For a general guide try the THRILLER, FILLER and SPILLER method. Simply put this means that your container needs to have three major components. Firstly, the 'thriller' will be a plant or plants that will make the major impact. It will usually add height and an architectural element to your container. Traditionally plants such as dracaena spikes, geraniums, marguerite daisys or annual salvias have seved as 'thriller' plants. These plants can still be used but consider trying other deserving plants. Fountain grasses or ornamental millet work well. Many perennial plants such as sedums or penstemon can be used. Consider using foliage plants such as coleus or artichoke. There are no rules!
Next you will want to to choose some 'filler' plants. These will be flowering and/or foliage plants that will fill out the body of your container. Choose complimentary colors.. pastels or bold colors. Choose plants that will grow at similar rates so one plant does not overrun another.
For 'spiller' plants choose trailing varieties. You want these plants to spill and cascade over the side of your container. There are lots of flowering and foliage plants available. For folige try ivies, licorice plant or some of the new vinca vine varieties that are available. Some flowering choices are bacopa, trailing verbena, trailing calibrachoa or scaevola.
These three elements will create a basic framework for your container. The rest is up to you. Again... don't be afraid to try new plants and combinations. Try plants with bold and colorful foliage. Use untraditional plants such as spider plants and succulents. Herbs often work well in containers also. The most important thing is to HAVE FUN!!!!
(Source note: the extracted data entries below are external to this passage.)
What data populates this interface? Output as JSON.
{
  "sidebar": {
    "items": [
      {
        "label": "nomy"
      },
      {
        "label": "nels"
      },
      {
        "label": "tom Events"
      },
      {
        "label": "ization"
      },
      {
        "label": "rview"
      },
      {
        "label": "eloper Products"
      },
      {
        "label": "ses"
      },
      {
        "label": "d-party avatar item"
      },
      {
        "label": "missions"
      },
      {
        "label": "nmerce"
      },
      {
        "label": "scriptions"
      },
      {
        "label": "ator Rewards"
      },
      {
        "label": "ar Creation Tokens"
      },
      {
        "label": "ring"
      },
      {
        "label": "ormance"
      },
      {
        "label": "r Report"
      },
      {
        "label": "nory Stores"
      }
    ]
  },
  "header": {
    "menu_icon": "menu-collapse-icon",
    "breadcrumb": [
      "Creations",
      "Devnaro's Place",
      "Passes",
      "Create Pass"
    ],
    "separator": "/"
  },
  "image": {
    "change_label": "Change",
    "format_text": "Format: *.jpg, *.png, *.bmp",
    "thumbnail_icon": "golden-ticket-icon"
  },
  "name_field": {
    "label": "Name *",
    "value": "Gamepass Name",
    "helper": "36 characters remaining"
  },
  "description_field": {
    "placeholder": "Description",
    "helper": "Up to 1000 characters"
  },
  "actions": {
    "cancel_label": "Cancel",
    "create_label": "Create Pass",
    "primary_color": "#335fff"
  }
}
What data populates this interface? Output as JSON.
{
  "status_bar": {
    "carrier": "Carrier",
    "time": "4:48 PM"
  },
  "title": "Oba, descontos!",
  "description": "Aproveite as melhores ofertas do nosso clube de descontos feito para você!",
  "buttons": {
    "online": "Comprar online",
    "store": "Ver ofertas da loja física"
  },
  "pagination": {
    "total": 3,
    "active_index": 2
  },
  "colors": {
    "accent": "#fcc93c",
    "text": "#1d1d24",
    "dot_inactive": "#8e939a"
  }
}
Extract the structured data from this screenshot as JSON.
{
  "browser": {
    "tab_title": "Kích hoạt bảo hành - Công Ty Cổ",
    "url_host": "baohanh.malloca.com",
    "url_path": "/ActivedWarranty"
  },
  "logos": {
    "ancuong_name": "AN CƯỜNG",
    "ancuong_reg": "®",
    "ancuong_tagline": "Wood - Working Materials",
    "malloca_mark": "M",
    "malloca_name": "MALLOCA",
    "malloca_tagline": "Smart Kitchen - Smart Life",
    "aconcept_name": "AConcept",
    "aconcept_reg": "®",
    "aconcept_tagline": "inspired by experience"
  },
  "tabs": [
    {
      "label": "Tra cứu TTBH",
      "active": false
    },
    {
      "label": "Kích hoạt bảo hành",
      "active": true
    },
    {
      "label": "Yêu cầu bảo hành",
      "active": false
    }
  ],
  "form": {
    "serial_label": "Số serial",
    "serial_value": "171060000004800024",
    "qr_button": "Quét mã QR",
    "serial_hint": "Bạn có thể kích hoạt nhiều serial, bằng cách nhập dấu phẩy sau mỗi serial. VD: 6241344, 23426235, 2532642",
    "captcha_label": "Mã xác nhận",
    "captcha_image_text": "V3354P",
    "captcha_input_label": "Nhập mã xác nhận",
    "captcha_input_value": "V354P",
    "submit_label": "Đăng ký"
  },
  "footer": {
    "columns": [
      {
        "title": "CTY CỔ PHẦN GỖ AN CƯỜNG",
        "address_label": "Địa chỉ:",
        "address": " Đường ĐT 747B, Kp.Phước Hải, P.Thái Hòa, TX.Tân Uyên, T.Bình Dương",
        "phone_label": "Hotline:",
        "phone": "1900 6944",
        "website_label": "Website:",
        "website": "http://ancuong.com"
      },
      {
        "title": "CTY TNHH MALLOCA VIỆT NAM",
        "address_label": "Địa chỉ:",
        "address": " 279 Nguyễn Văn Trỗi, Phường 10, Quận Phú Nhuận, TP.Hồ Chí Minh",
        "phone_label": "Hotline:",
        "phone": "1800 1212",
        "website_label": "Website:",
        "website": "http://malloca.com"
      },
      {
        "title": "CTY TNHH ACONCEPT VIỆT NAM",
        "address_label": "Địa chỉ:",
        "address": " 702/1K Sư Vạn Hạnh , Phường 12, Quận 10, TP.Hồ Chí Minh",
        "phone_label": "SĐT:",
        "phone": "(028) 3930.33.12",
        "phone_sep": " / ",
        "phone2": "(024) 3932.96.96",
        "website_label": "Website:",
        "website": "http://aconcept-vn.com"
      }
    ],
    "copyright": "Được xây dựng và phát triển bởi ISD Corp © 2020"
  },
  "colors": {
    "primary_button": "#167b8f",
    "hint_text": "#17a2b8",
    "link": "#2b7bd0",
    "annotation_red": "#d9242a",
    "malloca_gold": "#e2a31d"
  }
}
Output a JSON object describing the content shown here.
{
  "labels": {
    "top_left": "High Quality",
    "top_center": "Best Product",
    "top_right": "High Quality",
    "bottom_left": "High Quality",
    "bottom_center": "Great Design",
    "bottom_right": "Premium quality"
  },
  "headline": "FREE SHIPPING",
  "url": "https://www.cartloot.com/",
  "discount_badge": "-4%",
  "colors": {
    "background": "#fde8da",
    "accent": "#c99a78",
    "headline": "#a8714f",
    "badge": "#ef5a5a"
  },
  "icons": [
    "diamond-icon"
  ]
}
Your finished container is not static. It will grow and change everyday. Some maintenance will be necessary. Picking off spent blooms as often is possible will encourage more flowers and bushier plants. Occasionally trim back more vigorous plants to prevent the container from becoming too lanky. Sometimes the best thing is to shear back the whole container. After a week or two of recovery time it will look better than ever! Water regularly but do not keep the soil overly wet especiall before the plants have become established in the pot. Some liquid fertilizer every 1 or 2 weeks will help keep your plants growing vigorously.